Blur’un beşinci albümü olarak 1997’de yayınlanan ve grup ile aynı adı taşıyan albüm, çıktığı andan itibaren müzik camiasında oldukça ses getiren bir albüm oldu. Önceki albümlerinin sahip olduğu britpop sesinden sıyrılarak daha indie rock tarzında karşımıza çıkan albüm, Pavement gibi gruplardan da ilham alıyor. Blur’un başarısı yalnızca ana vatanları Birleşik Krallık ile kalmayıp diğer pek çok ülkeyi etkisi altına aldı. Sadece çıktıkları dönemde değil, günümüzde de çoğu dinleyici tarafından sevilen “Blur” albümünü bu yazıda sizin için inceledik.

Blur Kimdir?

1988 yılında, İngiltere’de, başta J.D. Salinger‘ın eserinin adından ilham alarak Seymour adını kullanarak kurulan grup; adını daha sonradan onları tanıyacağımız şekliyle Blur olarak değiştirdi. Müzik camiasına başarısız bir giriş yapsalar da 90’larda Girls & Boys gibi britpop türünde şarkılar çıkarmalarıyla oldukça meşhur oldular. Rakip grupları olan Oasis ile girdikleri müzik listesi mücadelesinde galip geldikten sonra britpop tarzını geride bırakıp daha alternatif seslere yönelen Blur, bu türde de oldukça başarılı oldular ve Beetlebum adlı parçalarıyla Birleşik Krallık’ta ikinci kez 1 numaraya yerleştiler. Grup, aralarında yaşadıkları gerginliklerden dolayı 2003’te bir süre müziğe ara verdiler, grubun solisti Damon Albarn müziğe solo projesi olan Gorillaz ile devam etti. Blur, 2008’de tekrardan bir araya gelerek tura çıktılar ve daha sonra albüm yayınladılar.

1- Beetlebum

Albümün çıkış teklisi olarak yayınlanan Beetlebum, albüme ikonik bir açılış sağlıyor. Grubun solisti Damon Albarn’ın bağımlılıkla deneyimini anlatıyor ve Albarn şarkı için “Karışık bir duyguyu ifade ediyor” diyor. Albümün en çok dinlenen parçalarından biri olarak karşımıza çıkan şarkı yağmurlu bir gün misali uykulu ve nostaljik havasıyla öne çıkıyor. Blur’un ikinci kez listelerin en başında olmasını sağlayan bu parçanın dinleyenleri duygulandıracağı kesin.
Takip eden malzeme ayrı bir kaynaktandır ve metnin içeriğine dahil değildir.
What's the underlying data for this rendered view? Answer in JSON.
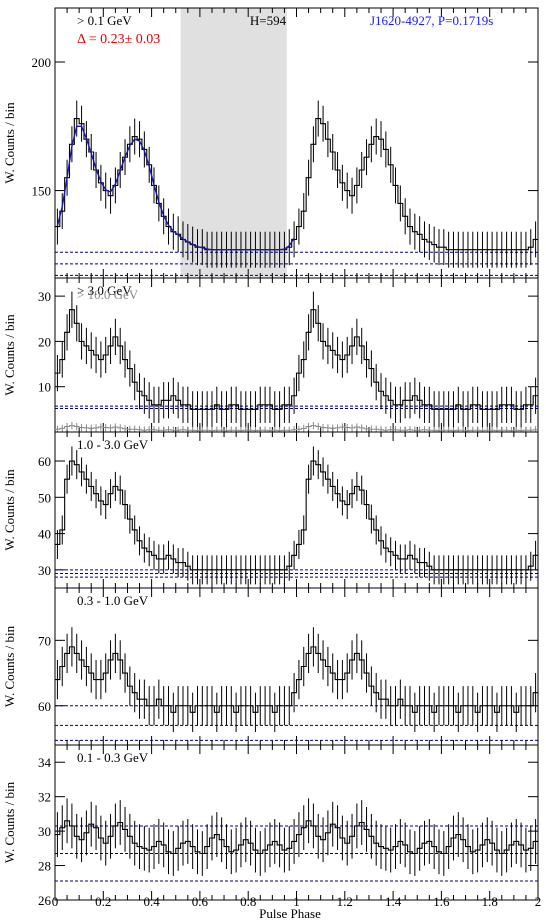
{
  "figure": {
    "xlabel": "Pulse Phase",
    "x_ticks": [
      "0",
      "0.2",
      "0.4",
      "0.6",
      "0.8",
      "1",
      "1.2",
      "1.4",
      "1.6",
      "1.8",
      "2"
    ]
  },
  "chart_data": [
    {
      "type": "histogram",
      "label": "> 0.1 GeV",
      "delta_text": "Δ = 0.23± 0.03",
      "h_text": "H=594",
      "source_text": "J1620-4927, P=0.1719s",
      "ylabel": "W. Counts / bin",
      "ylim": [
        116,
        221
      ],
      "y_ticks": [
        150,
        200
      ],
      "y_ticklabels": [
        "150",
        "200"
      ],
      "offpulse_range": [
        0.52,
        0.96
      ],
      "bg_lines": [
        117,
        121.5,
        126
      ],
      "fit_curve": true,
      "error": 7,
      "values": [
        136,
        142,
        155,
        168,
        178,
        176,
        170,
        165,
        158,
        153,
        150,
        148,
        152,
        158,
        163,
        168,
        171,
        170,
        166,
        160,
        152,
        145,
        140,
        136,
        134,
        133,
        131,
        130,
        129,
        128,
        128,
        127,
        127,
        127,
        127,
        127,
        127,
        127,
        127,
        127,
        127,
        127,
        127,
        127,
        127,
        127,
        127,
        127,
        128,
        131
      ]
    },
    {
      "type": "histogram",
      "label": "> 3.0 GeV",
      "label2": "> 10.0 GeV",
      "ylabel": "W. Counts / bin",
      "ylim": [
        0,
        34
      ],
      "y_ticks": [
        10,
        20,
        30
      ],
      "y_ticklabels": [
        "10",
        "20",
        "30"
      ],
      "bg_lines": [
        5.2,
        5.7
      ],
      "error": 4,
      "values": [
        13,
        16,
        22,
        27,
        24,
        20,
        19,
        18,
        17,
        16,
        17,
        19,
        21,
        19,
        16,
        14,
        11,
        9,
        8,
        7,
        6,
        6,
        7,
        7,
        8,
        7,
        6,
        6,
        5,
        5,
        5,
        5,
        5,
        6,
        5,
        5,
        6,
        6,
        5,
        5,
        5,
        5,
        6,
        6,
        6,
        5,
        5,
        6,
        6,
        8
      ],
      "values_secondary": [
        0.6,
        0.8,
        1.2,
        1.4,
        1.2,
        1.0,
        0.9,
        0.8,
        0.9,
        1.1,
        1.0,
        0.9,
        1.1,
        0.9,
        0.7,
        0.6,
        0.6,
        0.5,
        0.4,
        0.5,
        0.5,
        0.4,
        0.4,
        0.5,
        0.4,
        0.4,
        0.5,
        0.4,
        0.4,
        0.3,
        0.4,
        0.4,
        0.3,
        0.4,
        0.4,
        0.3,
        0.4,
        0.4,
        0.3,
        0.4,
        0.4,
        0.3,
        0.4,
        0.4,
        0.3,
        0.4,
        0.3,
        0.4,
        0.4,
        0.5
      ]
    },
    {
      "type": "histogram",
      "label": "1.0 - 3.0 GeV",
      "ylabel": "W. Counts / bin",
      "ylim": [
        25,
        68
      ],
      "y_ticks": [
        30,
        40,
        50,
        60
      ],
      "y_ticklabels": [
        "30",
        "40",
        "50",
        "60"
      ],
      "bg_lines": [
        28,
        29,
        30
      ],
      "error": 4,
      "values": [
        37,
        41,
        55,
        60,
        59,
        57,
        55,
        53,
        51,
        49,
        48,
        51,
        53,
        52,
        48,
        44,
        41,
        38,
        36,
        35,
        34,
        33,
        33,
        34,
        33,
        32,
        32,
        31,
        30,
        30,
        30,
        30,
        30,
        30,
        30,
        30,
        30,
        30,
        30,
        30,
        30,
        30,
        30,
        30,
        30,
        30,
        30,
        30,
        31,
        34
      ]
    },
    {
      "type": "histogram",
      "label": "0.3 - 1.0 GeV",
      "ylabel": "W. Counts / bin",
      "ylim": [
        54,
        78
      ],
      "y_ticks": [
        60,
        70
      ],
      "y_ticklabels": [
        "60",
        "70"
      ],
      "bg_lines": [
        54.7,
        57,
        60
      ],
      "error": 3,
      "values": [
        64,
        66,
        68,
        69,
        68,
        67,
        66,
        65,
        64,
        64,
        65,
        67,
        68,
        67,
        65,
        63,
        62,
        61,
        61,
        60,
        60,
        61,
        60,
        60,
        59,
        60,
        60,
        60,
        59,
        60,
        60,
        60,
        60,
        59,
        60,
        60,
        60,
        59,
        60,
        60,
        60,
        59,
        60,
        60,
        60,
        59,
        60,
        60,
        60,
        62
      ]
    },
    {
      "type": "histogram",
      "label": "0.1 - 0.3 GeV",
      "ylabel": "W. Counts / bin",
      "ylim": [
        26,
        35
      ],
      "y_ticks": [
        26,
        28,
        30,
        32,
        34
      ],
      "y_ticklabels": [
        "26",
        "28",
        "30",
        "32",
        "34"
      ],
      "bg_lines": [
        27.1,
        28.7,
        30.3
      ],
      "error": 1.3,
      "values": [
        29.8,
        30.2,
        30.6,
        30.3,
        29.7,
        29.5,
        29.9,
        30.4,
        30.2,
        29.6,
        29.3,
        29.7,
        30.3,
        30.5,
        30.1,
        29.7,
        29.3,
        29.1,
        29.0,
        28.9,
        29.1,
        29.4,
        29.2,
        28.8,
        28.7,
        29.0,
        29.3,
        29.4,
        29.1,
        28.8,
        28.7,
        29.1,
        29.6,
        29.8,
        29.5,
        29.1,
        28.8,
        28.9,
        29.2,
        29.5,
        29.3,
        28.9,
        28.7,
        28.9,
        29.2,
        29.4,
        29.2,
        28.9,
        29.0,
        29.4
      ]
    }
  ]
}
“And when she lets me slip away
(Elinden kayıp gitmeme izin verdiğinde)
She turns me on and all my violence gone
(Beni tahrik ediyor ve bütün şiddetim kayboluyor)
Nothing is wrong
(Hiçbir sorun yok)
I just slip away and I am gone”
(Sadece kaybolup gidiyorum)

2- Song 2

Blur’un en sevilen parçalarından biri olan Song 2, grunge müziğe eleştirel bir parça olarak ortaya çıkmıştır. Adı, albümün ikinci parçası olarak yayınlanacağından başta öylesine yer doldurmak amacıyla koyulsa da daha sonrasında grup çok alıştığı için adı değiştirilmeden yayınlanmıştır. Hareketli gitar müziği, nakaratındaki unutulmaz “woo-hoo” haykışırı ve gürültülü melodisiyle dinlemesi oldukça zevkli bir parça olarak albümde yerini alıyor.

“(Woo-hoo) When I feel heavy metal
(Woo-hoo) (Heavy metal hissettiğimde)
(Woo-hoo) And I’m pins and needles
(Woo-hoo) (Ve karıncalandığımda)
(Woo-hoo) Well, I lie and I’m easy
(Woo-hoo) (İşte, yalan söylüyorum ve kolayım)
All of the time, but I’m never sure why I need you
(Her zaman, ama niye sana ihtiyacım var asla emin olamıyorum)
Pleased to meet you”
(Tanıştığıma memnun oldum)

3- Country Sad Ballad Man

Solist Damon Albarn‘ın değişken ses tonlarıyla söylediği şarkı, albümün üçüncü parçası olarak karşımıza çıkıyor. Country ballad’larına bir parodi olarak yazılan şarkı sıra dışı gitar akorlarıyla ilgi çekici bir parça sunuyor dinleyicilerine. Değişik ses efektleriyle de harmanladıkları şarkı albümün iyi parçalarından biri olarak albümde yerini alıyor.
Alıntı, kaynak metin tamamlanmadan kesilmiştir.